Blossom is a one-stop app for young girls to gain access to accurate and reliable menstrual education and resources, available on Android and iOS.
- User can either sign-in through google, create an account, or continue as an anonymous user
- Onboarding questions to personalize user experience
- Home page with daily quiz question, upcoming cycle details, and news stories related to reproductive cycle relief and recent findings
- A period tracker, with a calendar to log period information
- A learning hub, with quizzes and resources
- A map page that allows users to find the nearest period product and health services, as well as alternatives
Click HERE to check it out!
- Ensure you have Flutter and Andriod Studio downloaded on your machine and are able to run Flutter projects locally.
- Run the following command to ensure your system meets the requirements to run the app. All requirements must be met to run the app.
flutter doctor
- Git clone the project into the directory of your choosing.
git clone https://github.com/aditisandhu/blossom.git
- Change directory to "BlossomApp"
cd ./BlossomApp
- Edit the secrets.dart file and add your Google and Newsapi.org API keys.

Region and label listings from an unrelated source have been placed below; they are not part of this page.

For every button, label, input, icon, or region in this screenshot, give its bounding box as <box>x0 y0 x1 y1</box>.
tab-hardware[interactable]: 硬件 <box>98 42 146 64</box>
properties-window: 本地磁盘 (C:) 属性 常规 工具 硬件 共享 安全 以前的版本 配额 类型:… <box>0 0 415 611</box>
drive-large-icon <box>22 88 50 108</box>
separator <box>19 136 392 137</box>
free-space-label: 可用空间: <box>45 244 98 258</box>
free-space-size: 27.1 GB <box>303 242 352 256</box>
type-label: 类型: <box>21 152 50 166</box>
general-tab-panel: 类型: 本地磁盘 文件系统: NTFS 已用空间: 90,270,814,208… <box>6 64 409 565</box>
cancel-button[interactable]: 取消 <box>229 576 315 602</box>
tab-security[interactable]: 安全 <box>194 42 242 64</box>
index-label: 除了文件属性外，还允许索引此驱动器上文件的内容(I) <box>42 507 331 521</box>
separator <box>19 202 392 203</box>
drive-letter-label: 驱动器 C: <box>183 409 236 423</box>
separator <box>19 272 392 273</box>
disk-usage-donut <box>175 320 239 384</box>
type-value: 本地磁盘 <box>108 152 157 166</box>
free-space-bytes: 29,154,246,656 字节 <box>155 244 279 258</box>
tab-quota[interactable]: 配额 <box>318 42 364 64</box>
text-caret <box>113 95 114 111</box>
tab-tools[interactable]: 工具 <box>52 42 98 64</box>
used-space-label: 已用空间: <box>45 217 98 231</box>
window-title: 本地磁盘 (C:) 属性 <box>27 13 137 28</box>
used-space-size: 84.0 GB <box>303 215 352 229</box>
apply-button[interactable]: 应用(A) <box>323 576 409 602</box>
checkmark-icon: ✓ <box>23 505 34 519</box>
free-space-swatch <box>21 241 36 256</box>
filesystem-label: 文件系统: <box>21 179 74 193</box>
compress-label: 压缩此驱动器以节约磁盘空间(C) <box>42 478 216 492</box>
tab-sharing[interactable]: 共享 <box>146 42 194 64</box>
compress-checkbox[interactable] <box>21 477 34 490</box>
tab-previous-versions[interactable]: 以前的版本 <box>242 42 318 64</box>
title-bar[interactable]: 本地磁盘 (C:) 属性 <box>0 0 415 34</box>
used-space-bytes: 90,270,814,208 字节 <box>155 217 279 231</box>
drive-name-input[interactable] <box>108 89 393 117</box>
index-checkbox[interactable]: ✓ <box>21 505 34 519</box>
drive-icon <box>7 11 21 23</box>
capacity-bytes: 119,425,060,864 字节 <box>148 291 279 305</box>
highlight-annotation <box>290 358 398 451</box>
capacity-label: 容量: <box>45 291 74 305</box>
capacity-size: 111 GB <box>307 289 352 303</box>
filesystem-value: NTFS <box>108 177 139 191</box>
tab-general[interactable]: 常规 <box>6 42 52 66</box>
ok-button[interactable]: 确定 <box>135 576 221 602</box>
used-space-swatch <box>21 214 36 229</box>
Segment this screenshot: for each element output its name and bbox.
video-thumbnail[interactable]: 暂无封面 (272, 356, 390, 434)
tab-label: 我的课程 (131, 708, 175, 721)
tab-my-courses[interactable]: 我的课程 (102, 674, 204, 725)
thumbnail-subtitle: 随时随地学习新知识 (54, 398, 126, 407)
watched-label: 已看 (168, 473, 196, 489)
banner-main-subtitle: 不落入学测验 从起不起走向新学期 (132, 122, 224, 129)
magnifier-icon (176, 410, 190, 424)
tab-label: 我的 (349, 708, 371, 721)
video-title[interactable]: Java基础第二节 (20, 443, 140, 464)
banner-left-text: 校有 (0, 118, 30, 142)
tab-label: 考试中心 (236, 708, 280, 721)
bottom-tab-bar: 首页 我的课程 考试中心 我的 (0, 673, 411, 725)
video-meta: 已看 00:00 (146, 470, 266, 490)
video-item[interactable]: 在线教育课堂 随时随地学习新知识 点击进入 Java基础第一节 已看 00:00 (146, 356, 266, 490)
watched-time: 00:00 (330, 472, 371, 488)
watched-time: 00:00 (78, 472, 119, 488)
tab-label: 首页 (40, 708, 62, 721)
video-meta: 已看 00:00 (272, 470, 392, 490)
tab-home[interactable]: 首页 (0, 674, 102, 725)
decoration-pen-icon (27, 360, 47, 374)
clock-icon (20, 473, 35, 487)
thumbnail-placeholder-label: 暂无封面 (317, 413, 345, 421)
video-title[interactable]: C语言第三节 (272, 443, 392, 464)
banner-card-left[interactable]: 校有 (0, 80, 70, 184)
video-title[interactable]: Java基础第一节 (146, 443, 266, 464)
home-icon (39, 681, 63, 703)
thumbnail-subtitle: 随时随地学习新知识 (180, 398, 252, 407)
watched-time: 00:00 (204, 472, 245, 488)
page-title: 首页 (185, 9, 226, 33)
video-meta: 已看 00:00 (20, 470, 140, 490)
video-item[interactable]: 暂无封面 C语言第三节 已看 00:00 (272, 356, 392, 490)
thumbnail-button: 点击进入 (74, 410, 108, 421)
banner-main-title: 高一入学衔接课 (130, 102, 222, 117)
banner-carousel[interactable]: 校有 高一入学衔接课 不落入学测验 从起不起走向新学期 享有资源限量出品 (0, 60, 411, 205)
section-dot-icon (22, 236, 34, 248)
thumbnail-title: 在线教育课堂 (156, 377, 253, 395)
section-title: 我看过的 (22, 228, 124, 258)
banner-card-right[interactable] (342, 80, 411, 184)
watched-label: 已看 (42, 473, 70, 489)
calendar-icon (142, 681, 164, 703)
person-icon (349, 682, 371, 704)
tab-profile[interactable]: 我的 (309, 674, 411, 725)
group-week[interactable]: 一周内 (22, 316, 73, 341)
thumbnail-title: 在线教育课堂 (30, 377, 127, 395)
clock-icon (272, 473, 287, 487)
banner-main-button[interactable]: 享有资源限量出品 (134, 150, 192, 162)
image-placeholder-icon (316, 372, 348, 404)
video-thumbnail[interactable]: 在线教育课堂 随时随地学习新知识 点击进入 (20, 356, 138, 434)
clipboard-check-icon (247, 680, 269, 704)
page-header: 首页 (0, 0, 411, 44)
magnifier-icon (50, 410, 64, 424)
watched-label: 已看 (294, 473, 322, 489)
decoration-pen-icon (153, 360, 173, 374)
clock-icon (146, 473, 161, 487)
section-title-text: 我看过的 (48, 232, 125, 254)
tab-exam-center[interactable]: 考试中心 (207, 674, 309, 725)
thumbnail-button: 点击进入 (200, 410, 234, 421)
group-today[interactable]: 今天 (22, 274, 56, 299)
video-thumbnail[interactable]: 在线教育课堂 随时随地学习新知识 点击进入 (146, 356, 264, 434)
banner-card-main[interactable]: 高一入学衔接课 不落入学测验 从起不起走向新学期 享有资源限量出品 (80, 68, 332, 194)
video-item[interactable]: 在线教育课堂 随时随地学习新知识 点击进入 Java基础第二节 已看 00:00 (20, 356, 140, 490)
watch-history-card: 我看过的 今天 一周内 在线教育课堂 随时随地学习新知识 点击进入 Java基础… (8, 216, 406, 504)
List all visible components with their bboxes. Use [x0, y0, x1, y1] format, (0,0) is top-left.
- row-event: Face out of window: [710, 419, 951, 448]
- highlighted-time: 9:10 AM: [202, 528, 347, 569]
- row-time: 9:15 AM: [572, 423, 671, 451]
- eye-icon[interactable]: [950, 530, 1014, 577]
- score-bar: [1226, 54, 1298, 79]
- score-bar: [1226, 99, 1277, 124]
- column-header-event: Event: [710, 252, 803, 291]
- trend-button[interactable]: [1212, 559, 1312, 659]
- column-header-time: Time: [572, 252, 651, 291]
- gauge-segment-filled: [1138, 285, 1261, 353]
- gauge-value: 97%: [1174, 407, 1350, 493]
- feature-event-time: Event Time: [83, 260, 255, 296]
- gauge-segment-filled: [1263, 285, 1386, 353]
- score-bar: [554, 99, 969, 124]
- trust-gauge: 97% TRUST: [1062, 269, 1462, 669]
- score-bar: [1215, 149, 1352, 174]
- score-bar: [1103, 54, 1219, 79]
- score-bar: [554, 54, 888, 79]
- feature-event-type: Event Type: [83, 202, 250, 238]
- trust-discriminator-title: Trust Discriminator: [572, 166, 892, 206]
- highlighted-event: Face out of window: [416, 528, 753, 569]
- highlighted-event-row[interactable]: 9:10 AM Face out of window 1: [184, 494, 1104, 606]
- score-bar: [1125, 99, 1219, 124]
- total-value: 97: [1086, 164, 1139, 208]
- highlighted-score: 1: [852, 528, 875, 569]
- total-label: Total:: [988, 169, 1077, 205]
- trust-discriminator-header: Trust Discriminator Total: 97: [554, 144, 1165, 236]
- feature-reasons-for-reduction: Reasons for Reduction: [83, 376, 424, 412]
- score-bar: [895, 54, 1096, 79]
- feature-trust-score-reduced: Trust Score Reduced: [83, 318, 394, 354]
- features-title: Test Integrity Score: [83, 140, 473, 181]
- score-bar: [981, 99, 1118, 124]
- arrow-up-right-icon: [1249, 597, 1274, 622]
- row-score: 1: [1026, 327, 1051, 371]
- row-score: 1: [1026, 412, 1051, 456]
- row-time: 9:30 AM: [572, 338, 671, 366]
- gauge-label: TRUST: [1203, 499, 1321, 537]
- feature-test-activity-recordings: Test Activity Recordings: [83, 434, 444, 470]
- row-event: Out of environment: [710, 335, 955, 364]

String NewsAPIKey = "NEWS API Key Here";
String GoogleAPIKey = "Google API Key Here";
- Add your Google API key in the AndriodManifest.xml file in BlossomApp/andriod/app/src/main directory on line 65
<meta-data android:name="com.google.android.geo.API_KEY"
android:value="GOOGLE API KEY HERE"/>
- Add your Google API key in the AppDelegate.swift file in BlossomApp/ios/Runner directory on line 13
GMSServices.provideAPIKey("GOOGLE API KEY HERE")
- Run the following commands to download all required dependancies.
flutter clean
flutter pub get
- After successfully downloading all dependancies, you are ready to run the app.
flutter run --no-sound-null-safety
It is preferred you run the app on an actual Andriod device or emulator since it was primarily tested on Andriod; however, iOS will also work.
- Update the period tracker to predict future cycles. To implement the prediction, we plan on using the k-nearest neighbours machine learning algorithm with the data provided by users. There a couple of options for doing so, such as the simple_knn package and/or the ml_algo library.
- Introduce a chatbot to answer specific questions and direct users to specific pages.
- Implement a point-reward system, wherein the more quizzes you complete correctly, the more points you accumulate. You can redeem points for coupons at partner pharmarcies/drug stores.
- Promote the app in schools and our local communities!